The Role of eMerge Americas in Fostering Caribbean Female Entrepreneurship
by Alyssa Spence
MIAMI – For Caribbean women entrepreneurs, the journey into industries like tech and finance often begins without guidance. In the past, the largest barrier was the lack of access to funding resources for their ventures. The eMerge Americas conference stands to break down that barrier by connecting the entrepreneur to funding sources.
Throughout the year to scout out potential entrepreneurs there is the eMerging Markets Road Show, with stops throughout Latin America and the Caribbean, including the Dominican Republic, eMerge is taking bold steps to meet the entrepreneurs where they are and introduce them to new opportunities.
Overcoming Barriers
At the center of the eMerge Americas movement, is Melissa Medina the co-founder, CEO, and president. Melissa is of Cuban descent and can speak to the barriers entrepreneurs face firsthand.
“We travel to different emerging markets, boots on the ground, to have a transfer of knowledge to understand the tech and entrepreneurial landscape and in each of these countries. And then we bring them together in Miami once a year at the global tech conference in person.”
Being a first-generation American, she openly discussed the importance of eMerge Americas’ mission, which champions the idea that entrepreneurship should transcend geographical and gender limitations.

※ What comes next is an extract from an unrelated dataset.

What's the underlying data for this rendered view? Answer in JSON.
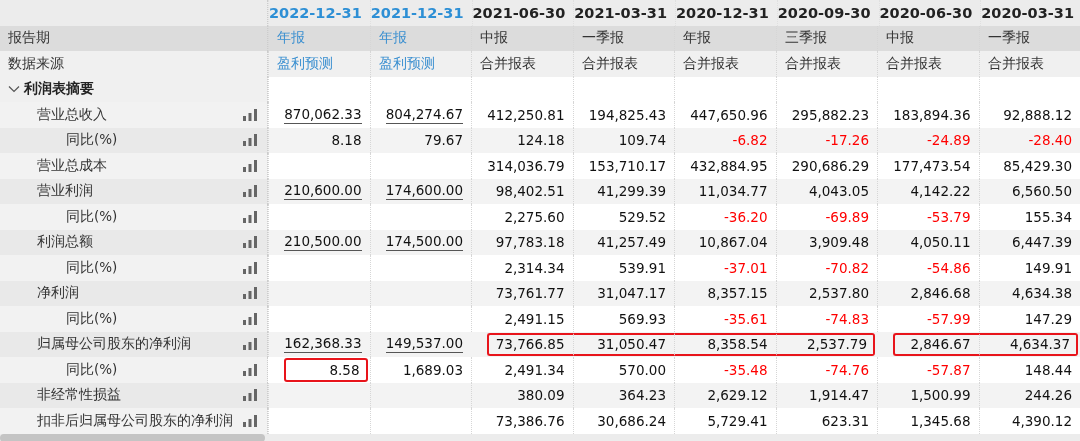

“We have an initiative called the Empower Series that’s new around where we provide a platform for underrepresented founders to be able to pitch their ideas, connect with investors, and then fast track them into our accelerator program. So we do that for female founders, black founders, Hispanic founders, veteran founders. It’s a big part of our DNA.”
Underserved Communities
Initiatives like this are a turning point for underrepresented communities in tech. These groups might be overlooked in traditional investment structures. That’s why she is focused on ensuring the eMerge ecosystem goes beyond South Florida. She wants to connect with international talent.
Melissa stated, “Females from underrepresented regions might have a much deeper understanding of the challenges and or the opportunities, you know, in their country or where they’re from, that they could then kind of leverage that to build something and scale it globally as well.”
QuickCart
Monique Powell, the founder and CEO of QuickCart, a food delivery startup based in Jamaica. What began as a solution for unreliable food delivery in some Jamaican areas has grown into a national business. This business keeps growing. But Monique’s vision goes beyond that.
Monique came to the eMerge Americas conference to do more than just showcase QuickCart’s current operations. She went there to pursue the bigger mission of transforming QuickCart into a Caribbean fintech platform that allows money transfers between the U.S. and the Caribbean region. For many Caribbean families, sending money back home is essential, but current systems are costly or unreliable.
The conference, eMerge Americas, provides Monique with what every founder needs: the chance to be more visible to possible investors. This is how eMerge Americas facilitates global investor connections, which Melissa described as critical connections.
Bridging Access
The conference’s role in bridging access cannot be overstated. In spaces where women founders, especially from underserved regions, are often left out of funding conversations, eMerge creates an ecosystem where support is now “tangible.” It connects female-led businesses to venture capital, governmental support, and other founders on a similar journey.
As QuickCart looks to scale across the Caribbean and take a foothold in fintech, it reflects the kind of impact Medina dreamed of when building eMerge. It’s not just about finding the next unicorn company, it’s about creating to serve communities.